Would you rather have a doctor who’s exhausted from pushing themselves to work 36 straight hours or a doctor who is refreshed & enthusiastic about helping their patients because they understand the value of physical AND mental health?
Guys, we need to travel. We need to unplug. We need to recharge. We need to reevaluate this whole “living the dream” concept.
What dream are you living? Is it one that actually makes you happy, or are you just putting the petal to the metal hoping that the dream part will come true someday?
Are you living your dream or just what someone else tells you your dream should be?
Live your dream.
And live it now, because someday is just an elusive mythical creature. Whether it’s taking that weekend camping trip with your kids you’ve been thinking about or quitting your job to teach English in Cambodia, stop thinking about it and make it happen.
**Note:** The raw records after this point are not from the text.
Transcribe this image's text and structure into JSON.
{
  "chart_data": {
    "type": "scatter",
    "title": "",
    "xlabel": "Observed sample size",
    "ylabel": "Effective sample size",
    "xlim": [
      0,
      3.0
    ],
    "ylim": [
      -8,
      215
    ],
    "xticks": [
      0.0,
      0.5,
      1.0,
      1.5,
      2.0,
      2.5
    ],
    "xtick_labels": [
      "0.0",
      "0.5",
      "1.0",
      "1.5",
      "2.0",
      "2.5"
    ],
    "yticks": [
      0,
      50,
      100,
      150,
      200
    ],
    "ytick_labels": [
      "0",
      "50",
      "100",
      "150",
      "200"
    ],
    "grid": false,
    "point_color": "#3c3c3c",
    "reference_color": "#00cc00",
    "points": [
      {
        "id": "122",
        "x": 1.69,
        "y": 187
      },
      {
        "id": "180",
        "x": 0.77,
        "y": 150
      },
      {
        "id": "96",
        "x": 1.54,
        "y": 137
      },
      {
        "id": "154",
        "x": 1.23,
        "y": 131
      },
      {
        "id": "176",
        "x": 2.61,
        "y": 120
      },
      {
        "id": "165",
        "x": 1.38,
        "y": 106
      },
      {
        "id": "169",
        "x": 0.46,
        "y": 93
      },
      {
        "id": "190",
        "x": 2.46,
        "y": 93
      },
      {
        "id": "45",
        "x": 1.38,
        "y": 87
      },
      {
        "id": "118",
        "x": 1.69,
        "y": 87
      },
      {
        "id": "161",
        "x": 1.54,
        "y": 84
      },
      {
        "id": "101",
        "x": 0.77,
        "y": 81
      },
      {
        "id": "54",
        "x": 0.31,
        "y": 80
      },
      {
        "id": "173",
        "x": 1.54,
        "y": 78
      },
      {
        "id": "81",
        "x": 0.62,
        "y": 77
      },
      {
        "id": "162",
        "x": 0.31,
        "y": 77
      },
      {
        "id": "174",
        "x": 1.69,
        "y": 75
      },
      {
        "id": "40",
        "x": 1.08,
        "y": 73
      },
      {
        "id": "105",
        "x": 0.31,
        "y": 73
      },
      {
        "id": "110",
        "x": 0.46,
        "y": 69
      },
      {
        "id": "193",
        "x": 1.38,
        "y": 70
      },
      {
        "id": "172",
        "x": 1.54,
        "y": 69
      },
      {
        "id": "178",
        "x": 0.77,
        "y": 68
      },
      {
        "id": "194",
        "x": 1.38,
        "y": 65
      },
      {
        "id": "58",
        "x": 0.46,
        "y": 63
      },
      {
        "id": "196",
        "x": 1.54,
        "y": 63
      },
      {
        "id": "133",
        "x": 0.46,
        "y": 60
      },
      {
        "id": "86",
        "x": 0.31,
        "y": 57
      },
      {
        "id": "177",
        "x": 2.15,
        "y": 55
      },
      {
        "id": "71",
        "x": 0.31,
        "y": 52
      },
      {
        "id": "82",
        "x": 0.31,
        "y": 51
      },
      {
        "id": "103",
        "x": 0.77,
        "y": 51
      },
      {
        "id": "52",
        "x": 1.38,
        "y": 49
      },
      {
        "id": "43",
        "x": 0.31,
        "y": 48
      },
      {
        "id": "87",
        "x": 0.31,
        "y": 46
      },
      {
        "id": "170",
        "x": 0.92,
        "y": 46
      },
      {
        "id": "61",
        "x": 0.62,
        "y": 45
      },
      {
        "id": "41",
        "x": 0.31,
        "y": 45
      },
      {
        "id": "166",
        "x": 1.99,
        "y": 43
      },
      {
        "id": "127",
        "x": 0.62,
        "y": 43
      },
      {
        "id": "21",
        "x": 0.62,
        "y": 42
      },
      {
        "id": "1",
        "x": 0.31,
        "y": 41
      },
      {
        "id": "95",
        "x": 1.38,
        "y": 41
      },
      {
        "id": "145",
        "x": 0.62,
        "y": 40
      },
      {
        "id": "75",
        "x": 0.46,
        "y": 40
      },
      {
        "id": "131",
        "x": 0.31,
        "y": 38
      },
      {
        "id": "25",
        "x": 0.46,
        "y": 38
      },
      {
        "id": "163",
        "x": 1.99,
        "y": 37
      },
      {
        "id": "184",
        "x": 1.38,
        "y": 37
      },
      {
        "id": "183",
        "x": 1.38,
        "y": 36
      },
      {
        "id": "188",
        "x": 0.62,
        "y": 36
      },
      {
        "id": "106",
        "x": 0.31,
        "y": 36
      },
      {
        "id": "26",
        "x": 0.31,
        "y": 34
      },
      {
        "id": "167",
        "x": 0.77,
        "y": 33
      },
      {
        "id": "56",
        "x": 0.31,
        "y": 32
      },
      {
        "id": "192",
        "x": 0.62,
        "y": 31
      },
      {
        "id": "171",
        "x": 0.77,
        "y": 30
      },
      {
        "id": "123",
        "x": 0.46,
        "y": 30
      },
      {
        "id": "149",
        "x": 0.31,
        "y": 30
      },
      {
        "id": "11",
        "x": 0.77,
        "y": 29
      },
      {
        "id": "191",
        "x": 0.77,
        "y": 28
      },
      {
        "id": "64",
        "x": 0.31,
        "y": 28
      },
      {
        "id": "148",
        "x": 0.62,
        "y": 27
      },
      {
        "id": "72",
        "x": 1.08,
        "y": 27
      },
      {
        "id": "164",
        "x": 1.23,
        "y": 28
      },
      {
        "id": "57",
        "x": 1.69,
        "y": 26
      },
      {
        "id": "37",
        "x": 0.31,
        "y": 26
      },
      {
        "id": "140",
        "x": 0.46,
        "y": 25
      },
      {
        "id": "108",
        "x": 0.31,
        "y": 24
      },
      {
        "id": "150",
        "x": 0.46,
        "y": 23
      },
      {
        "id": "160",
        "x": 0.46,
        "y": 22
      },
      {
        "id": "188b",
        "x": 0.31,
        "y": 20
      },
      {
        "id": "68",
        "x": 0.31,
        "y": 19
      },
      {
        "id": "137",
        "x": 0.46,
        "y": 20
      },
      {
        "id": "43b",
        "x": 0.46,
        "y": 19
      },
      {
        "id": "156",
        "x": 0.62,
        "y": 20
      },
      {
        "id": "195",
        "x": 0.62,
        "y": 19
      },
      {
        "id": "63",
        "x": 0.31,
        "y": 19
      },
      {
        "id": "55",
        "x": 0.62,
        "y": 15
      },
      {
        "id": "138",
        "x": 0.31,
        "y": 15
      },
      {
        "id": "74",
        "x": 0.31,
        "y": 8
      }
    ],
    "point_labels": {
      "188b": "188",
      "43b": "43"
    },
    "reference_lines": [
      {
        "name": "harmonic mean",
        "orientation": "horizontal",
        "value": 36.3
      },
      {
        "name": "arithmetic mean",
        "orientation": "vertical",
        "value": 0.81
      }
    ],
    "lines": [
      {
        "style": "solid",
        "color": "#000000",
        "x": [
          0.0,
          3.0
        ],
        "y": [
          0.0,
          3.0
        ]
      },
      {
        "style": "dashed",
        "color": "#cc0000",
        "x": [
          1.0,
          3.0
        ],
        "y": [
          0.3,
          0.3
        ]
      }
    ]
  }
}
And don’t give me the “I’m too busy” excuse. If two doctors with busy careers and different schedules can find the time to have adventures all over the world, so can you.
You know what makes dreams come true (hint: it’s not money)? Organization and priorities. Understanding the value of taking time for yourself so you have more to give to others.
Now that I’ve seen what living the dream really means, I realize that I don’t hate the phrase. I’ve seen a glimpse of a dream that I want (genuine Panama hat included) and I’m going to get out there and live it. Actually, I think I’ve made a pretty good start so far. 🙂
What does living the dream mean to you?